Collation Challenges: Sorting it Out
Background: "libc" is commonly used as a shorthand for the "standard C library", a library of standard functions that can be used by all C programs. glibc is the GNU C Library implementation, which is used on all major Linux distributions (e.g. AL, RHEL, Debian/Ubuntu, SuSE). The glibc library, libc.so, provides most of the foundational C routines such as open, read, write, malloc, printf, and literally thousands more. It also provides the interface to the Linux kernel via syscalls.
For the purposes of this talk, the facility of interest is the locale functionality, and more specifically the functions that provide string sorting according to localized collation rules. In order for PostgreSQL to work durably and correctly, sort order must be determinant and immutable. Since glibc implements the sort order, if/when glibc changes the sort order from one version to the next, it breaks the contract with PostgreSQL, and thereby causes data corruption.
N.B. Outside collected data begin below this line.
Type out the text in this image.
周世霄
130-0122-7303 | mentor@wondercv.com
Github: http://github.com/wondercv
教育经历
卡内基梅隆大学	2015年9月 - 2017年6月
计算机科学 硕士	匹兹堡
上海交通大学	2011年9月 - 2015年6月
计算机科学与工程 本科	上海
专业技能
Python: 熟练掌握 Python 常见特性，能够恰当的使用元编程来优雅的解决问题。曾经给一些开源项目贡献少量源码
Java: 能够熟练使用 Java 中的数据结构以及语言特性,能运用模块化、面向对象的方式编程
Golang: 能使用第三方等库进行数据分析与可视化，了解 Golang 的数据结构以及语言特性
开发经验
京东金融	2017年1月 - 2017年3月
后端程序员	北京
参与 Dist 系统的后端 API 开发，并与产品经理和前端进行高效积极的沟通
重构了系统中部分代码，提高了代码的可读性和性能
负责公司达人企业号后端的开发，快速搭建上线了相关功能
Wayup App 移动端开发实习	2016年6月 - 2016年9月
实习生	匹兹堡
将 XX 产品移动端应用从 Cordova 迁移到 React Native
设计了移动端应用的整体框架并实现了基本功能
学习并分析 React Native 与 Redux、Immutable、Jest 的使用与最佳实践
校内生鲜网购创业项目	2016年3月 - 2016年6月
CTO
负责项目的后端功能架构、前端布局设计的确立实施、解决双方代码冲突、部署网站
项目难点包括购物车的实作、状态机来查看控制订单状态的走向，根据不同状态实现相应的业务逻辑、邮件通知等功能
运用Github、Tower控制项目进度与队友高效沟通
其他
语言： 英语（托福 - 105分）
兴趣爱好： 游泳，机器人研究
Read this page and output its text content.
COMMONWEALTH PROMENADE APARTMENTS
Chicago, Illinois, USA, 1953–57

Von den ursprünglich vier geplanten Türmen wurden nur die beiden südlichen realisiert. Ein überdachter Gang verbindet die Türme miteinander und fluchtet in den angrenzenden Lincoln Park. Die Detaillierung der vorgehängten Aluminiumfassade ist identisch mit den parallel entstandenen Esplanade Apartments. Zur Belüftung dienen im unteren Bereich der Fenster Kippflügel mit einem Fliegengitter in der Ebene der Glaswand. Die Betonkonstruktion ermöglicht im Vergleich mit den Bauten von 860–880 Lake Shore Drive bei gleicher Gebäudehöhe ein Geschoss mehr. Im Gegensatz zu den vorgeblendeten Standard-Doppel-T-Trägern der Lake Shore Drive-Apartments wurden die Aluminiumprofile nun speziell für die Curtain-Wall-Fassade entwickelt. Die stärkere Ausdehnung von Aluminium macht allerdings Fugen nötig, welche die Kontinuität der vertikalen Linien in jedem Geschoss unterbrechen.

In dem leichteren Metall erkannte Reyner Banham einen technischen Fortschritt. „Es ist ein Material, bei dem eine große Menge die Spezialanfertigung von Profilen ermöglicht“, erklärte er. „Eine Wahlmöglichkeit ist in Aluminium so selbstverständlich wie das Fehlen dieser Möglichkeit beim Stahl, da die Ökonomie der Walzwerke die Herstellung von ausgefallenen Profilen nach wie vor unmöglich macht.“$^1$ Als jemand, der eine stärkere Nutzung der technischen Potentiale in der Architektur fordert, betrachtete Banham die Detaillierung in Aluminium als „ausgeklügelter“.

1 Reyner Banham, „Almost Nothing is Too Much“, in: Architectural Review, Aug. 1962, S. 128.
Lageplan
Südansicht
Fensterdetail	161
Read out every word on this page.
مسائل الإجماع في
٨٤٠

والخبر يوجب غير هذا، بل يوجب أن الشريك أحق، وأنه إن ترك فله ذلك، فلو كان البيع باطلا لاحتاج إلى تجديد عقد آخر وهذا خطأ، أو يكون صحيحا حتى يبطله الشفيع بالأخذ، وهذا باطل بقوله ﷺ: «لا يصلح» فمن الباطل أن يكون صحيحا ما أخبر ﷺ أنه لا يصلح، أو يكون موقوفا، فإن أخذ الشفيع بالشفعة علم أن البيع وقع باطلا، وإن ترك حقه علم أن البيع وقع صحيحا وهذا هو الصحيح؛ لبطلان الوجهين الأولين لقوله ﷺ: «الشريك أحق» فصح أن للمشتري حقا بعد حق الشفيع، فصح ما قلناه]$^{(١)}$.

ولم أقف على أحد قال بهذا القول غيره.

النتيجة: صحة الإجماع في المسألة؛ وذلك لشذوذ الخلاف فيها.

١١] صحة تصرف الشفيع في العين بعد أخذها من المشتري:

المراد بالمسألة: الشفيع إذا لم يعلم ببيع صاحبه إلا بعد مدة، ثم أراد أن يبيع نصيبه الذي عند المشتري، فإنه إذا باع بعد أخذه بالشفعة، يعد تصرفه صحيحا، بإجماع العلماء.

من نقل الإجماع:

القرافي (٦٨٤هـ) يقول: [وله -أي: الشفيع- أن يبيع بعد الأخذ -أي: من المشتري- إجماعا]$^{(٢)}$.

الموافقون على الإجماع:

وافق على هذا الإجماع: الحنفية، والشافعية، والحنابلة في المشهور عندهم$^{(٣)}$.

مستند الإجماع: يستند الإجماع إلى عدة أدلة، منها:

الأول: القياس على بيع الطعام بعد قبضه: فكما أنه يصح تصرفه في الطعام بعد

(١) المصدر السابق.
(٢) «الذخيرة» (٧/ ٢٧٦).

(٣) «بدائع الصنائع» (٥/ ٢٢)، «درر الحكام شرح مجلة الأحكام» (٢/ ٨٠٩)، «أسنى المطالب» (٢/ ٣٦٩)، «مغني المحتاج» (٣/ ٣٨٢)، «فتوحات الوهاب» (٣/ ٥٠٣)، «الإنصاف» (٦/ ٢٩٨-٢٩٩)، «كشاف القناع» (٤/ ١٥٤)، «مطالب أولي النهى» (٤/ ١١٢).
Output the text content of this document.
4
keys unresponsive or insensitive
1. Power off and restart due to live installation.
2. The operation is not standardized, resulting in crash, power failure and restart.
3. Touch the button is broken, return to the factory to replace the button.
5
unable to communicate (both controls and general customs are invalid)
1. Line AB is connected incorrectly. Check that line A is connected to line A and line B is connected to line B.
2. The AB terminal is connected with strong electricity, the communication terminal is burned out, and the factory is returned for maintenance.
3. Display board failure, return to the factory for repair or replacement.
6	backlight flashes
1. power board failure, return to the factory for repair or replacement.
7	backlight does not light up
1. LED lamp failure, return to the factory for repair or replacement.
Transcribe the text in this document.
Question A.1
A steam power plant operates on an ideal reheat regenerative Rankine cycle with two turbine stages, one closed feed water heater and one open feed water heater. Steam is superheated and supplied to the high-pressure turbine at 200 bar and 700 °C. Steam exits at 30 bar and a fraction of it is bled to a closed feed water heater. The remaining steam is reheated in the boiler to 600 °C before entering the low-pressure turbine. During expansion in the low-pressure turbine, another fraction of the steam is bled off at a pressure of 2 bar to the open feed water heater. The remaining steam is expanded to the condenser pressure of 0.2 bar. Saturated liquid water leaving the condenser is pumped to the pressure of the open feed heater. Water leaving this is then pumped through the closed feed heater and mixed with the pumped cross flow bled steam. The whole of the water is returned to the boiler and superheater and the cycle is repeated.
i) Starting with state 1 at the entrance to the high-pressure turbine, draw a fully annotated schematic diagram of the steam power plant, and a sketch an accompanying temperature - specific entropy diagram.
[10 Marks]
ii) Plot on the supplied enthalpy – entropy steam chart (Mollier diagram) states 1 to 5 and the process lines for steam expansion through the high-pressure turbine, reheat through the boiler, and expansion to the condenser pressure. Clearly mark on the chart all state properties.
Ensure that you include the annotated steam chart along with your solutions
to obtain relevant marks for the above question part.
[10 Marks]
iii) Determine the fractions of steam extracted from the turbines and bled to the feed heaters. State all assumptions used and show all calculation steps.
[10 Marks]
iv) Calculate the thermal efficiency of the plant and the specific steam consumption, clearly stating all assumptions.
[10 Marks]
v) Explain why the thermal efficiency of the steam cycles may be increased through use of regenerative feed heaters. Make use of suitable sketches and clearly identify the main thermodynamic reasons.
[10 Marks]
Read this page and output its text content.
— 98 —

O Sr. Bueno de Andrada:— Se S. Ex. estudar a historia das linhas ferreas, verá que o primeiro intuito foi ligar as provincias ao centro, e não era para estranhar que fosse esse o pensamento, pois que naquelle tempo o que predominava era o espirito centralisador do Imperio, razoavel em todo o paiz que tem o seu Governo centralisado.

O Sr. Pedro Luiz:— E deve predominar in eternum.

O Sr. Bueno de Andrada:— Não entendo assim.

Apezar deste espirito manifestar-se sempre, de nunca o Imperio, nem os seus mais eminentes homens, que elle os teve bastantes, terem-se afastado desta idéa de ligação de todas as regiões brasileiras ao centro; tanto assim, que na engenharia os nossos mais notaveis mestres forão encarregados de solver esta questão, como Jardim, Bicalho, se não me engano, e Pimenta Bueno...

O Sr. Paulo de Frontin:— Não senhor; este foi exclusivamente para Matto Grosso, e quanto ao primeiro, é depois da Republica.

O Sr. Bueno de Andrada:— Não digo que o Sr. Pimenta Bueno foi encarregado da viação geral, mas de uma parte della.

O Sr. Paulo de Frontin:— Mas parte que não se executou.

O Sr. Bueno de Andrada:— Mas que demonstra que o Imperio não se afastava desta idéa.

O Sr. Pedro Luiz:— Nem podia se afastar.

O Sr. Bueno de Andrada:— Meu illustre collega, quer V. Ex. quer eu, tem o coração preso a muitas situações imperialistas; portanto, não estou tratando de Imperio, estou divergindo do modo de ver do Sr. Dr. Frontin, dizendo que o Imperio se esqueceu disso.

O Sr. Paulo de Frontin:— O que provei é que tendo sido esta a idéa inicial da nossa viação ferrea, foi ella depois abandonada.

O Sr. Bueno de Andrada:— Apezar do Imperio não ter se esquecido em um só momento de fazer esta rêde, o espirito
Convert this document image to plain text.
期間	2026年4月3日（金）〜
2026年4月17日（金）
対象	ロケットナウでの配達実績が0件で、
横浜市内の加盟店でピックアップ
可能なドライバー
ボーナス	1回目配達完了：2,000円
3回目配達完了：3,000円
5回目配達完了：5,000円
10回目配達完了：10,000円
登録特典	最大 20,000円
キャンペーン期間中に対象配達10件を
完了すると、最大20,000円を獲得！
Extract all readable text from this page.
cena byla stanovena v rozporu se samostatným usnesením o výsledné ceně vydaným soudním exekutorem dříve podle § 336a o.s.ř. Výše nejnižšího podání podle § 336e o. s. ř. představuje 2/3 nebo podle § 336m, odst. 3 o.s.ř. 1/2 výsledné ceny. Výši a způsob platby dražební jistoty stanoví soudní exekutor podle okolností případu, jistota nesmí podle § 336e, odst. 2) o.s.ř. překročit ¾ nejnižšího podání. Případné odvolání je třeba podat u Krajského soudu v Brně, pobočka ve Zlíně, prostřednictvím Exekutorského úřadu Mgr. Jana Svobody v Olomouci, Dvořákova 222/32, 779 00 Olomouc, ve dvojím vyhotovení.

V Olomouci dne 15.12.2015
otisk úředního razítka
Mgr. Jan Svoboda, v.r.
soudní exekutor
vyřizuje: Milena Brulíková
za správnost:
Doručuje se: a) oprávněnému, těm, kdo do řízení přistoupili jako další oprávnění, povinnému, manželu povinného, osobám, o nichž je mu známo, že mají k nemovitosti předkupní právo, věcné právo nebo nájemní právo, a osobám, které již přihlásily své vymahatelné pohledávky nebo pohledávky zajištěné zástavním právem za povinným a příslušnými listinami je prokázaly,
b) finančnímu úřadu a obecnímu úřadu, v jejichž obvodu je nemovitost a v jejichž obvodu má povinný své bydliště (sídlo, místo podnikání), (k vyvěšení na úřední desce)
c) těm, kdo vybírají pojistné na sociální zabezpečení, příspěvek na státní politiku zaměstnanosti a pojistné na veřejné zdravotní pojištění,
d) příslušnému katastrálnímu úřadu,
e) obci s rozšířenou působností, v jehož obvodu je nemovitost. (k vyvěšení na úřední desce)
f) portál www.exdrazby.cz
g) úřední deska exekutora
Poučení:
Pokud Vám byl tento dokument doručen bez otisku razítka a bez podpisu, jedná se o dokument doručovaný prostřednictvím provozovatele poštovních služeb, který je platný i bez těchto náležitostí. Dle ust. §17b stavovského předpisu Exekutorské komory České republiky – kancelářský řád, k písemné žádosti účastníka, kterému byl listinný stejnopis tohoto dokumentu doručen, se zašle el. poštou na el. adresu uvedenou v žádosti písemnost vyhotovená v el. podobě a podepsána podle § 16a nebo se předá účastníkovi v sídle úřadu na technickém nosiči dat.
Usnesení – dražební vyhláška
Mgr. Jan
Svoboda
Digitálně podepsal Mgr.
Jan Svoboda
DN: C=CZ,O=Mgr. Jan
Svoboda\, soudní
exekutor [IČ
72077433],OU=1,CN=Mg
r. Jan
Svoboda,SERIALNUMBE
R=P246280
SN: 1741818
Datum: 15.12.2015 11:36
Indexes that have been persisted to storage may now memorialize the data in the wrong order according to the currently installed version of glibc.
Proposed Solution: A solution, outlined in this talk, demonstrates a method to build a collation compatibility library on a system with a very specific glibc base-version. That may then be used on another Linux system to provide stable collation, and thus avoid breakage due to glibc and/or OS upgrades.